An overjoyed whoop sounds on my headset, making me wince.
“What are you thinking about?” Reese asks me over the happy pandemonium. In contrast, her voice is soft, reverent. Her mind is on the same wavelength as me, although she doesn't want to admit it.
“I'm thinking about saying hi to Jude.”
I hear her sniffle. She's crying. To avoid further awkward conversation, I take off my helmet. I finger in the code for opening the door. It obediently irises open and I'm greeted by the fluorescent lights flickering on. I step through and make a beeline to the one piece of art that I fought so hard to protect.

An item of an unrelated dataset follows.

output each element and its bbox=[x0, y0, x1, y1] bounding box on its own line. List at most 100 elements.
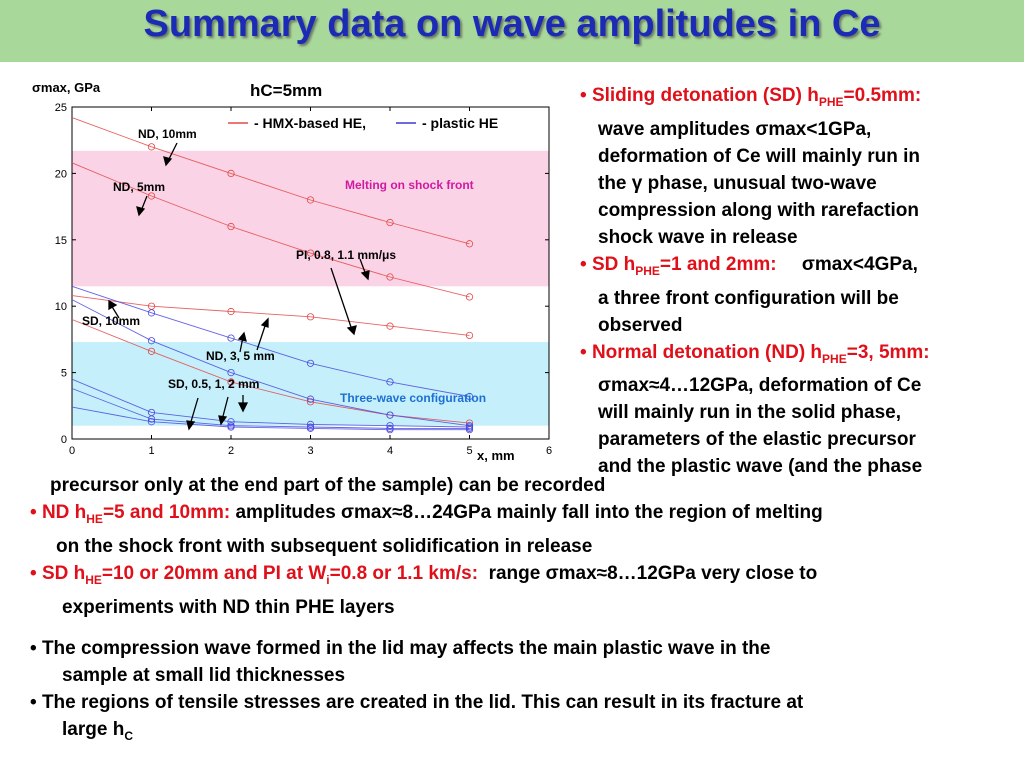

It's a piece of paper with a colorful, child's watercolor on it. It shows three vaguely human bodies, one small, the other two big. Handwritten shaky, black letters say, “Momma and Daddy and Jude 4 1/2 years old”. Even though I've memorized every line of the picture, it still takes my breath away every time I see it.
“Hey son,” I whisper. I touch the glass. “Daddy fixed the problem. And Mommy says hi.”
It's bittersweet. It always was hard for Reese to see this painting. It was just enough for her to know that our son's painting is there.
Ten years ago, the Decompression Plague hit everyone in the city. It made adults infertile. Worst of all, it hit every child under the age of fourteen with a mortality rate of 100%. So not only are we unable to bear children any more, our children died along with any hope of the future.
That's why we have The Nursery. It's a memorial to all of our children. Every child has their last drawing on the wall to commemorate their passing.

While we're hurtling towards extinction, I'm the curator of our children's memory. And I'll do everything I can to keep it alive.